Developing and deploying enterprise software applications for various purposes may be problematic in terms of integration and scalability. In order to implement applications from multiple vendors, integration and architectural issues arise, such as whether to use a single or multiple sources of data to support the disparate applications. Industry standards recommendations such as those endorsed by the World Wide Web Consortium (W3C) were developed for the purpose of addressing these types of issues. By using a standard data format (e.g., XML), software developers, designers, architects, and programmers (hereinafter “developers”) can develop numerous, disparate applications for varying purposes. However, common data formats such as XML still pose significant difficulties between applications.

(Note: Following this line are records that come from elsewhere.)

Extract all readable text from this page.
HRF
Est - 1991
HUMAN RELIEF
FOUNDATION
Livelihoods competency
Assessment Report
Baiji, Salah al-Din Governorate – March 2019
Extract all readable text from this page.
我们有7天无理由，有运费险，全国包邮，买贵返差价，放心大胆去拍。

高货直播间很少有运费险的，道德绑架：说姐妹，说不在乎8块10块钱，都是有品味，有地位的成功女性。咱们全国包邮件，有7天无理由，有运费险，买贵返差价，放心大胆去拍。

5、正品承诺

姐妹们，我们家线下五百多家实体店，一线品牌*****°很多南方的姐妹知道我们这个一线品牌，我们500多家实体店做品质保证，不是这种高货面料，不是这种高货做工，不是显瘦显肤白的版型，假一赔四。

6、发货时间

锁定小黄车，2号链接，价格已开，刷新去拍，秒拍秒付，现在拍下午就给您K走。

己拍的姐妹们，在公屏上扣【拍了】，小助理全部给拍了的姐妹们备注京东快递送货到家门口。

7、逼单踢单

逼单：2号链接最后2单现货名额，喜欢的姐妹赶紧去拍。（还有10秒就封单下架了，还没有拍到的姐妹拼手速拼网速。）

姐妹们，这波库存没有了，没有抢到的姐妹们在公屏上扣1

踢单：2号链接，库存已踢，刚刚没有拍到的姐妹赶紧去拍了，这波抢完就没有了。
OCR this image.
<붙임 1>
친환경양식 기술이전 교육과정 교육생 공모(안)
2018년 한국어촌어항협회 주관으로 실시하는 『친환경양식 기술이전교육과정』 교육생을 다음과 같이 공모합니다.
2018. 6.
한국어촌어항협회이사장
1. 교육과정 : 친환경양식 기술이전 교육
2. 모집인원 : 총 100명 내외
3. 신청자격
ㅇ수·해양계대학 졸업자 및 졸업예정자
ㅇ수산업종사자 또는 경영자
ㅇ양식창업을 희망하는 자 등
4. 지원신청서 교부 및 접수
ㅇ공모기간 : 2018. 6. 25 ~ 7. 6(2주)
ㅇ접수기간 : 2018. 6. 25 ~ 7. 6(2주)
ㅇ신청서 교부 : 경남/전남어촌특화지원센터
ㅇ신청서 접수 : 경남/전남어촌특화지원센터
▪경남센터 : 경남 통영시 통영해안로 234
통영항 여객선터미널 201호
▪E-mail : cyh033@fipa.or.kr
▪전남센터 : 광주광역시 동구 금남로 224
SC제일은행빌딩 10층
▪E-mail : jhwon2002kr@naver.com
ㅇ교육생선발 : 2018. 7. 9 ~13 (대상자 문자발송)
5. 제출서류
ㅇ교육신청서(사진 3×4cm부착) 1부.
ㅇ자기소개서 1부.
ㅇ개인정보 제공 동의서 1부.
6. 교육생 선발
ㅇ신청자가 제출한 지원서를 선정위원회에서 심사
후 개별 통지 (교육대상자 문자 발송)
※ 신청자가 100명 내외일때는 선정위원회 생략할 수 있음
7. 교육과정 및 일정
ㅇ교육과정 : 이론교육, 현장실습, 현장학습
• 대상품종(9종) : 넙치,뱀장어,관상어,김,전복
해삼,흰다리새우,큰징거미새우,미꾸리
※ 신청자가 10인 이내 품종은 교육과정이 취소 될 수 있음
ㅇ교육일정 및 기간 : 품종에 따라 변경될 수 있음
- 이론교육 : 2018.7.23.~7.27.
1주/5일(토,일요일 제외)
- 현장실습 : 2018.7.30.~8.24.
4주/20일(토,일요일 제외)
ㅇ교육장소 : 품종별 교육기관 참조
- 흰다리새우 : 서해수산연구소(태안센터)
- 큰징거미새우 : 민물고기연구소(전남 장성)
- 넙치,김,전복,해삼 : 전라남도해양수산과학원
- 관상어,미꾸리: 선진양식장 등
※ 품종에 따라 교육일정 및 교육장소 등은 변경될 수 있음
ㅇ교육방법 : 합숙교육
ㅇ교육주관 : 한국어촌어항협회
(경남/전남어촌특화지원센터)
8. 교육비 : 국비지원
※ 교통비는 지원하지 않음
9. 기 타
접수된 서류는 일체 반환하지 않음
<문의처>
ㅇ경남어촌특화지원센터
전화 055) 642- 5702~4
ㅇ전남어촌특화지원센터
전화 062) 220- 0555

Using XML-formatted data enables applications to present content without the static limitations of HTML. The capability for using a single source of data (e.g., XML-formatted data) with various applications is an attractive feature of XML. By using XML-formatted data, various applications can be tailored to work with a common dataset for purposes such as accounting, supply chain management, financial/currency conversion, operations management, and others. However, XML-formatted data retrieved for use with one application must be transformed before use with other applications. Transformations between applications requires substantial time, effort, and skill to transform XML-formatted data. Another W3C recommendation, Extensible Stylesheet Language Transformation (XSLT) provides standards for performing transformations on XML-formatted. Different applications often require XML documents to be transformed from one XML version to another and, generally, XSLT may be used as a common set of techniques for transformation. However, conventional techniques for performing transformations are also problematic.
Conventional techniques for performing data transformations are typically performed manually. Performing manual transformations does not scale well for applications. Transformations are dependent upon the skills of a developer and may be error-prone. Importing transformations or documents into a specific application requires using specifications from XSLT and XSD files (e.g., files used to generate source code for run-time objects that correspond to an XML schema). Although industry standards recommendations such as XML and XSLT exist, these and other conventional techniques are also problematic when used to migrate data between applications. For example, data from a legacy accounting application may require substantial transformation before being used in a more recent financial application developed by another vendor.
Thus, what is needed is a solution for performing transformations without the limitations of conventional techniques.